It is a well-known fact that running shoes cannot substitute as walking shoes, and vice versa. The differences between running shoes and walking shoes are more than just appearance, and in fact there is a lot of technology that goes into running shoes that simply is not applied to the average walking shoe. Additionally, the very technology that makes running shoes perfect for running actually makes these shoes impractical for walking, and in some cases may actually hamper the healthy foot motion associated with walking altogether.
Running Shoes Have Thicker Soles
Examine the soles of running shoes and walking shoes. Notice that running shoes have a thicker outer sole to provide cushioning for the more forceful impact the foot will have on the terrain. Walking shoes, on the other hand, have a slightly thinner sole, oftentimes with deeper ridges to provide the traction needed for more leisurely movement over uneven terrains. A good example are the soles of the New Balance men's MR 858 running shoes, and the Merrell men's Chameleon Iso walking shoes.
Walking Shoes Are More Flexible
Consider that the impact of the foot onto the ground requires not only cushioning but also support from accidental slippage. To this end, running shoes are stiffer than walking shoes. The latter must support the healthy walking motion that begins with a heel set-down, and then continues with a roll and a slight toe push. Examine the Nike men's Air Zoom Vomero +3 running shoe; it features a molded heel area and a stretch panel for utmost support. By comparison, the North Face men's Turner shoes provide an ergonomically designed foot bed, but the upper portion of the shoe is made from leather instead of a tight stretch panel that offers a lot of stiffness.
Running Shoes Are More High Tech
Realize that running is considered a serious sport, while walking is found to be more of a hobby.
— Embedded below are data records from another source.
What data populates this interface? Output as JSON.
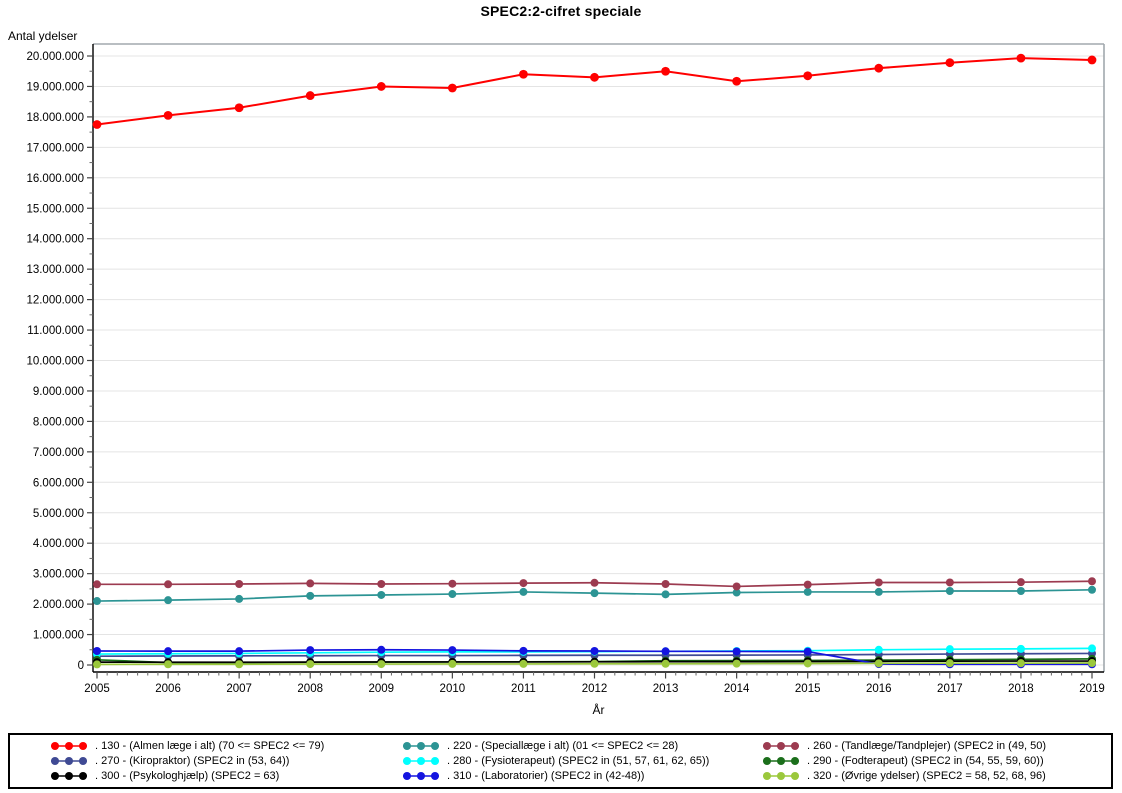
{
  "page": {
    "background": "#FFFFFF"
  },
  "chart_data": {
    "type": "line",
    "title": "SPEC2:2-cifret speciale",
    "ylabel": "Antal ydelser",
    "xlabel": "År",
    "x": [
      2005,
      2006,
      2007,
      2008,
      2009,
      2010,
      2011,
      2012,
      2013,
      2014,
      2015,
      2016,
      2017,
      2018,
      2019
    ],
    "ylim": [
      0,
      20000000
    ],
    "y_tick_step": 1000000,
    "y_minor_tick_step": 500000,
    "grid": "horizontal-only",
    "legend_position": "bottom-box",
    "gridline_color": "#E4E4E4",
    "frame_color": "#A2A8AE",
    "axis_color": "#000000",
    "series": [
      {
        "id": "130",
        "color": "#FF0000",
        "legend_label": ". 130 - (Almen læge i alt) (70 <= SPEC2 <= 79)",
        "values": [
          17750000,
          18050000,
          18300000,
          18700000,
          19000000,
          18950000,
          19400000,
          19300000,
          19500000,
          19170000,
          19350000,
          19600000,
          19780000,
          19930000,
          19870000
        ]
      },
      {
        "id": "220",
        "color": "#2C9494",
        "legend_label": ". 220 - (Speciallæge i alt) (01 <= SPEC2 <= 28)",
        "values": [
          2100000,
          2130000,
          2170000,
          2270000,
          2300000,
          2330000,
          2400000,
          2360000,
          2320000,
          2380000,
          2400000,
          2400000,
          2430000,
          2430000,
          2470000
        ]
      },
      {
        "id": "260",
        "color": "#9C3B50",
        "legend_label": ". 260 - (Tandlæge/Tandplejer) (SPEC2  in (49, 50)",
        "values": [
          2650000,
          2650000,
          2660000,
          2680000,
          2660000,
          2670000,
          2690000,
          2700000,
          2660000,
          2580000,
          2640000,
          2710000,
          2710000,
          2720000,
          2750000
        ]
      },
      {
        "id": "270",
        "color": "#3F4A94",
        "legend_label": ". 270 - (Kiropraktor) (SPEC2 in (53, 64))",
        "values": [
          290000,
          295000,
          300000,
          305000,
          310000,
          310000,
          315000,
          320000,
          320000,
          325000,
          330000,
          345000,
          360000,
          370000,
          380000
        ]
      },
      {
        "id": "280",
        "color": "#00FFFF",
        "legend_label": ". 280 - (Fysioterapeut) (SPEC2 in (51, 57, 61, 62, 65))",
        "values": [
          360000,
          370000,
          380000,
          400000,
          420000,
          430000,
          430000,
          440000,
          450000,
          460000,
          470000,
          500000,
          520000,
          530000,
          545000
        ]
      },
      {
        "id": "290",
        "color": "#1B6F1B",
        "legend_label": ". 290 - (Fodterapeut) (SPEC2 in (54, 55, 59, 60))",
        "values": [
          170000,
          80000,
          80000,
          90000,
          95000,
          100000,
          105000,
          110000,
          140000,
          145000,
          150000,
          160000,
          175000,
          185000,
          200000
        ]
      },
      {
        "id": "300",
        "color": "#000000",
        "legend_label": ". 300 - (Psykologhjælp) (SPEC2 = 63)",
        "values": [
          95000,
          90000,
          90000,
          95000,
          100000,
          100000,
          100000,
          105000,
          110000,
          110000,
          115000,
          120000,
          125000,
          130000,
          130000
        ]
      },
      {
        "id": "310",
        "color": "#1414E0",
        "legend_label": ". 310 - (Laboratorier) (SPEC2 in (42-48))",
        "values": [
          460000,
          455000,
          455000,
          490000,
          500000,
          490000,
          465000,
          460000,
          450000,
          445000,
          440000,
          30000,
          25000,
          25000,
          25000
        ]
      },
      {
        "id": "320",
        "color": "#9BC83C",
        "legend_label": ". 320 - (Øvrige ydelser) (SPEC2 = 58, 52, 68, 96)",
        "values": [
          20000,
          25000,
          25000,
          30000,
          30000,
          35000,
          35000,
          40000,
          40000,
          45000,
          50000,
          55000,
          60000,
          60000,
          65000
        ]
      }
    ]
  }
}
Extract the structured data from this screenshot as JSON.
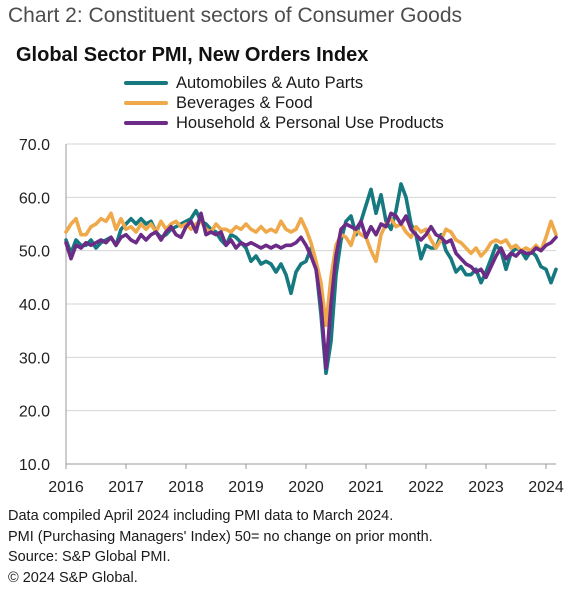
{
  "header": {
    "heading": "Chart 2: Constituent sectors of Consumer Goods",
    "title": "Global Sector PMI, New Orders Index"
  },
  "colors": {
    "automobiles": "#16797f",
    "beverages": "#efa94a",
    "household": "#6b2b86",
    "gridline": "#d4d4d4",
    "axis": "#9a9a9a"
  },
  "footer": {
    "notes": [
      "Data compiled April 2024 including PMI data to March 2024.",
      "PMI (Purchasing Managers' Index) 50= no change on prior month.",
      "Source: S&P Global PMI.",
      "© 2024 S&P Global."
    ]
  },
  "chart_data": {
    "type": "line",
    "title": "Global Sector PMI, New Orders Index",
    "xlabel": "",
    "ylabel": "",
    "ylim": [
      10,
      70
    ],
    "yticks": [
      "10.0",
      "20.0",
      "30.0",
      "40.0",
      "50.0",
      "60.0",
      "70.0"
    ],
    "xticks": [
      "2016",
      "2017",
      "2018",
      "2019",
      "2020",
      "2021",
      "2022",
      "2023",
      "2024"
    ],
    "xrange": [
      "2016-01",
      "2024-03"
    ],
    "grid": "horizontal",
    "legend_position": "top",
    "series": [
      {
        "name": "Automobiles & Auto Parts",
        "color_key": "automobiles",
        "start": "2016-01",
        "values": [
          52.0,
          49.5,
          52.0,
          51.0,
          51.0,
          52.0,
          50.5,
          51.5,
          52.0,
          52.5,
          51.0,
          54.0,
          55.0,
          56.0,
          55.0,
          56.0,
          55.0,
          55.5,
          53.5,
          52.5,
          53.0,
          54.0,
          54.5,
          55.0,
          55.5,
          56.0,
          57.5,
          55.5,
          55.0,
          54.0,
          53.5,
          52.0,
          51.0,
          53.0,
          52.5,
          51.5,
          50.5,
          48.0,
          49.0,
          47.5,
          48.0,
          47.5,
          46.0,
          47.5,
          45.5,
          42.0,
          46.0,
          47.5,
          48.0,
          50.5,
          47.0,
          38.0,
          27.0,
          33.0,
          45.5,
          52.0,
          55.5,
          56.5,
          53.0,
          55.5,
          58.5,
          61.5,
          57.0,
          60.5,
          55.5,
          54.0,
          57.5,
          62.5,
          60.0,
          55.0,
          53.0,
          48.5,
          51.0,
          50.5,
          50.5,
          53.0,
          50.0,
          48.5,
          46.0,
          47.0,
          45.5,
          45.5,
          46.5,
          44.0,
          46.0,
          48.5,
          51.0,
          50.0,
          46.5,
          49.5,
          50.5,
          50.0,
          48.5,
          50.0,
          49.0,
          47.0,
          46.5,
          44.0,
          46.5
        ]
      },
      {
        "name": "Beverages & Food",
        "color_key": "beverages",
        "start": "2016-01",
        "values": [
          53.5,
          55.0,
          56.0,
          53.0,
          53.0,
          54.5,
          55.0,
          56.0,
          55.5,
          57.0,
          54.0,
          56.0,
          54.0,
          54.5,
          53.5,
          55.0,
          54.0,
          55.0,
          53.5,
          55.5,
          54.0,
          55.0,
          55.5,
          54.5,
          55.0,
          54.0,
          55.0,
          55.5,
          54.0,
          53.5,
          55.0,
          54.0,
          54.0,
          53.5,
          54.5,
          54.0,
          55.0,
          54.0,
          53.5,
          54.5,
          53.5,
          54.0,
          53.5,
          55.5,
          54.0,
          53.5,
          54.0,
          56.0,
          54.0,
          51.5,
          48.0,
          44.0,
          36.0,
          45.0,
          51.0,
          53.0,
          52.5,
          51.0,
          54.0,
          53.0,
          52.5,
          50.0,
          48.0,
          53.0,
          55.0,
          56.0,
          54.5,
          55.0,
          53.5,
          52.5,
          54.5,
          53.5,
          54.0,
          52.0,
          50.5,
          52.0,
          54.0,
          53.5,
          52.0,
          51.5,
          50.5,
          49.5,
          50.5,
          49.0,
          50.0,
          51.5,
          52.0,
          51.5,
          52.0,
          50.5,
          51.0,
          50.0,
          50.5,
          50.0,
          51.0,
          50.0,
          52.5,
          55.5,
          53.0
        ]
      },
      {
        "name": "Household & Personal Use Products",
        "color_key": "household",
        "start": "2016-01",
        "values": [
          51.5,
          48.5,
          51.0,
          50.5,
          51.5,
          51.0,
          51.5,
          52.0,
          51.5,
          52.5,
          51.0,
          52.5,
          53.0,
          52.0,
          51.5,
          53.0,
          52.0,
          53.0,
          53.5,
          52.0,
          53.5,
          54.5,
          53.0,
          52.5,
          54.5,
          55.5,
          53.5,
          57.0,
          53.0,
          53.5,
          53.0,
          53.5,
          51.0,
          52.0,
          50.5,
          51.5,
          51.0,
          51.5,
          51.0,
          50.5,
          51.0,
          50.5,
          51.0,
          50.5,
          51.0,
          51.0,
          51.5,
          52.5,
          51.0,
          49.0,
          46.5,
          40.0,
          28.0,
          40.0,
          49.0,
          54.0,
          55.0,
          54.5,
          54.0,
          55.5,
          52.5,
          54.5,
          53.0,
          55.0,
          54.5,
          57.0,
          56.5,
          55.0,
          56.5,
          54.0,
          53.0,
          52.0,
          53.0,
          54.5,
          53.0,
          52.5,
          51.5,
          52.0,
          49.5,
          48.5,
          47.5,
          47.0,
          46.0,
          46.5,
          45.0,
          47.0,
          49.0,
          50.5,
          48.5,
          49.5,
          49.0,
          50.0,
          49.5,
          49.5,
          50.5,
          50.0,
          51.0,
          51.5,
          52.5
        ]
      }
    ]
  }
}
This has led to the development of technological masterpieces in the form of running shoes. For example, the North Face men's Arnuva 100 TR GTX trail running shoe is made for long-distance, all-terrain runners; it uses polymers for cushioning on these sometimes hazardous trails. Discuss your foot physique with a professional fitter who can tell if your foot is neutral, pronated or supinated, which also influences your choice of running shoe. Purchasing a Timberland men's Barentsburg Chukka shoe---it retails for $90---will not involve these discussions; instead, you may supplement the EVA insole with an additional supportive insole that is sold separately.